Why it is politically problematic: Since a Triple-A rating needs to be guaranteed for the EFSF, the entire burden of this increase would in reality fall on the six Triple-A rated countries, which will be forced to provide loan guarantees amounting to over a quarter of each of their GDPs. This, in turn, could impact negatively on their own financial position and rating. Such an arrangement cannot be agreed without completely ignoring voters in these countries, who are vehemently opposed to putting more cash on the line. Any increase would need to be ratified by national parliaments, and given the noise the Dutch, Finnish and German parliaments have made over the existing loan guarantees, which have been on a far smaller scale, this is unlikely to happen. These parliaments have not yet ratified the increase in the size and scope already agreed by EU leaders in July and earlier this year.
How long will Spain and Italy be able to hold up?
Italy and Spain can withstand rising yields for a short period (a few months). But in the longer term, such yields will significantly add to their deficits and will force further austerity – which will be very unpopular domestically and which risks killing off any growth prospects. Rising costs also feed through to the countries’ banking sectors, which could face increasing costs leading to a tightening of credit in the economy.
Both countries suffer massively from low growth and poor competitiveness, with Italy in particular lacking a credible plan for how to get out of its snowballing debt problem – interest payments on debt outstrip growth meaning debt continues to grow relative to GDP. Italy and Spain will somehow need to find a way to make the long-term changes necessary to boost their growth and competitiveness, within the restraints of a flawed currency union.
So is there anything the eurozone can do to stop contagion in the short term (before it’s too late)?
If radically expanding the EFSF and a proper liquidity role for the ECB are ruled out due to political constraints, what, then, can eurozone leaders actually do? The brutal truth is: not that much.
Eurozone leaders have wasted so much time and manoeuvring room on completely failed policies, i.e. the bailouts. A restructuring of the Greek, Irish and Portuguese economies now look like a more attractive option. Far from stemming contagion, every day they wait, the more painful the necessary restructuring becomes, as markets get more jittery, bond spreads increase, in turn putting more pressure on government funds as the crisis sucks in more countries.
The existing EFSF funds could be used to help provide a backstop for European banks and to recapitalise them. The ECB could continue its bond buying on a short term basis but needs to develop a plan for how to wind down this programme in the long-term.

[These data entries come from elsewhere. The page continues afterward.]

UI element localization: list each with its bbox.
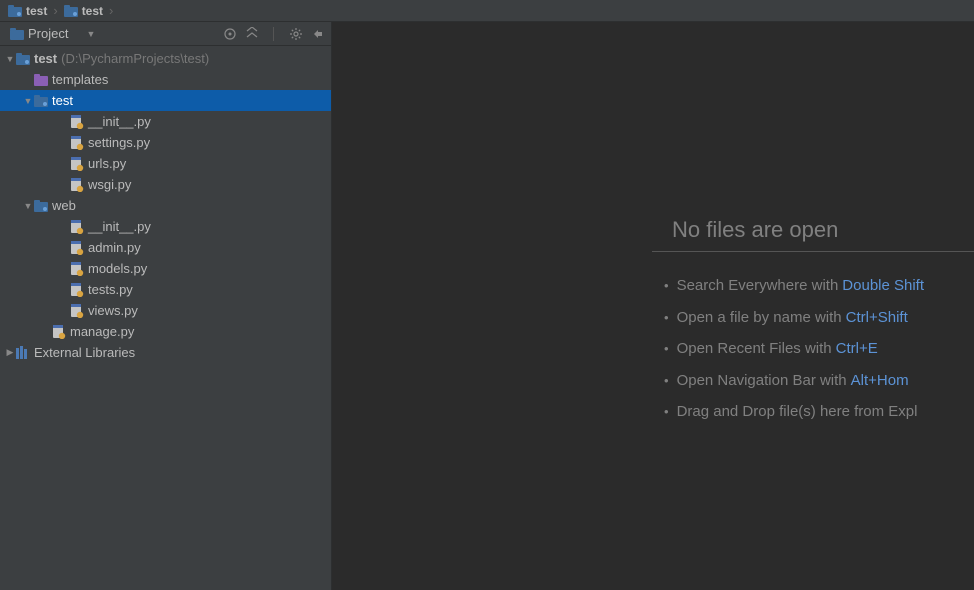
tip-shortcut: Ctrl+E bbox=[836, 333, 878, 365]
chevron-down-icon: ▼ bbox=[86, 29, 95, 39]
tree-node-urls[interactable]: urls.py bbox=[0, 153, 331, 174]
tree-node-models[interactable]: models.py bbox=[0, 258, 331, 279]
hide-button[interactable] bbox=[309, 25, 327, 43]
tree-node-init2[interactable]: __init__.py bbox=[0, 216, 331, 237]
py-icon bbox=[70, 178, 84, 192]
py-icon bbox=[70, 241, 84, 255]
tree-node-admin[interactable]: admin.py bbox=[0, 237, 331, 258]
templates-folder-icon bbox=[34, 74, 48, 86]
tip-text: Drag and Drop file(s) here from Expl bbox=[677, 396, 918, 428]
empty-state-tip: •Open Navigation Bar withAlt+Hom bbox=[664, 365, 974, 397]
main-area: Project ▼ bbox=[0, 22, 974, 590]
tip-text: Search Everywhere with bbox=[677, 270, 839, 302]
py-icon bbox=[70, 220, 84, 234]
project-icon bbox=[10, 28, 24, 40]
tree-node-hint: (D:\PycharmProjects\test) bbox=[61, 51, 209, 66]
chevron-right-icon: › bbox=[51, 3, 59, 18]
tree-node-wsgi[interactable]: wsgi.py bbox=[0, 174, 331, 195]
tree-arrow-icon[interactable]: ▼ bbox=[22, 200, 34, 212]
lib-icon bbox=[16, 346, 30, 359]
tree-node-label: templates bbox=[52, 72, 108, 87]
project-sidebar: Project ▼ bbox=[0, 22, 332, 590]
breadcrumb-bar: test › test › bbox=[0, 0, 974, 22]
tree-node-label: wsgi.py bbox=[88, 177, 131, 192]
tree-node-extlib[interactable]: ▶ External Libraries bbox=[0, 342, 331, 363]
chevron-right-icon: › bbox=[107, 3, 115, 18]
empty-state-title: No files are open bbox=[652, 217, 974, 252]
tree-node-label: __init__.py bbox=[88, 219, 151, 234]
tree-node-label: test bbox=[34, 51, 57, 66]
breadcrumb-label: test bbox=[26, 4, 47, 18]
breadcrumb-item-1[interactable]: test bbox=[60, 4, 107, 18]
module-icon bbox=[8, 5, 22, 17]
tree-arrow-icon[interactable]: ▼ bbox=[4, 53, 16, 65]
tip-shortcut: Double Shift bbox=[842, 270, 924, 302]
project-tree[interactable]: ▼ test (D:\PycharmProjects\test) templates ▼… bbox=[0, 46, 331, 590]
gear-icon[interactable] bbox=[287, 25, 305, 43]
tip-text: Open Navigation Bar with bbox=[677, 365, 847, 397]
tree-node-label: urls.py bbox=[88, 156, 126, 171]
py-icon bbox=[70, 304, 84, 318]
tip-text: Open a file by name with bbox=[677, 302, 842, 334]
project-view-label: Project bbox=[28, 26, 68, 41]
empty-state-tips: •Search Everywhere withDouble Shift•Open… bbox=[652, 270, 974, 428]
tree-node-templates[interactable]: templates bbox=[0, 69, 331, 90]
tree-node-root[interactable]: ▼ test (D:\PycharmProjects\test) bbox=[0, 48, 331, 69]
empty-state-tip: •Search Everywhere withDouble Shift bbox=[664, 270, 974, 302]
tree-arrow-icon[interactable]: ▶ bbox=[4, 347, 16, 359]
tree-node-manage[interactable]: manage.py bbox=[0, 321, 331, 342]
tree-node-label: External Libraries bbox=[34, 345, 135, 360]
tree-node-init1[interactable]: __init__.py bbox=[0, 111, 331, 132]
py-icon bbox=[70, 157, 84, 171]
breadcrumb-label: test bbox=[82, 4, 103, 18]
scroll-from-source-button[interactable] bbox=[221, 25, 239, 43]
tree-node-web[interactable]: ▼ web bbox=[0, 195, 331, 216]
editor-empty-state: No files are open •Search Everywhere wit… bbox=[652, 217, 974, 428]
tree-node-views[interactable]: views.py bbox=[0, 300, 331, 321]
tree-node-label: tests.py bbox=[88, 282, 133, 297]
py-icon bbox=[52, 325, 66, 339]
tip-shortcut: Ctrl+Shift bbox=[846, 302, 908, 334]
tree-node-settings[interactable]: settings.py bbox=[0, 132, 331, 153]
tree-node-label: web bbox=[52, 198, 76, 213]
empty-state-tip: •Drag and Drop file(s) here from Expl bbox=[664, 396, 974, 428]
tree-node-test-pkg[interactable]: ▼ test bbox=[0, 90, 331, 111]
tree-node-label: views.py bbox=[88, 303, 138, 318]
collapse-all-button[interactable] bbox=[243, 25, 261, 43]
tip-text: Open Recent Files with bbox=[677, 333, 832, 365]
editor-area[interactable]: No files are open •Search Everywhere wit… bbox=[332, 22, 974, 590]
empty-state-tip: •Open Recent Files withCtrl+E bbox=[664, 333, 974, 365]
module-icon bbox=[34, 95, 48, 107]
tree-node-label: models.py bbox=[88, 261, 147, 276]
py-icon bbox=[70, 262, 84, 276]
py-icon bbox=[70, 115, 84, 129]
module-icon bbox=[64, 5, 78, 17]
tree-node-label: admin.py bbox=[88, 240, 141, 255]
module-icon bbox=[16, 53, 30, 65]
sidebar-header: Project ▼ bbox=[0, 22, 331, 46]
tree-arrow-icon[interactable]: ▼ bbox=[22, 95, 34, 107]
tree-node-label: manage.py bbox=[70, 324, 134, 339]
py-icon bbox=[70, 136, 84, 150]
project-view-dropdown[interactable]: Project ▼ bbox=[4, 24, 101, 43]
tree-node-tests[interactable]: tests.py bbox=[0, 279, 331, 300]
empty-state-tip: •Open a file by name withCtrl+Shift bbox=[664, 302, 974, 334]
separator-icon bbox=[265, 25, 283, 43]
tip-shortcut: Alt+Hom bbox=[851, 365, 909, 397]
py-icon bbox=[70, 283, 84, 297]
breadcrumb-item-root[interactable]: test bbox=[4, 4, 51, 18]
tree-node-label: settings.py bbox=[88, 135, 150, 150]
module-icon bbox=[34, 200, 48, 212]
tree-node-label: test bbox=[52, 93, 73, 108]
tree-node-label: __init__.py bbox=[88, 114, 151, 129]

There is now even talk of a eurozone bout of QE. However, it is not clear whether the ECB could ever do this effectively, since, any increase in money (either electronic or hard currency) has to go through the ECB Governing Council, meaning it needs the approval of the National Central Banks (NCBs) of Triple-A countries such as Germany, Finland and the Netherlands, who are unlikely to agree to it. Even if it were approved, the actual distribution mechanism would need to be through NCBs, according to the member states' share in the ECB, meaning that Germany could get a huge bout of QE which it does not necessarily need or want.
Is the endgame drawing closer?
The impossible short-term choices, pitting the need to soothe the markets against national democratic restraints, perfectly illustrate the flaw that was inbuilt in the eurozone from the very beginning. The choice that was always inevitable is therefore drawing closer: appease markets but run over voters and create a full fiscal union - or break up the eurozone.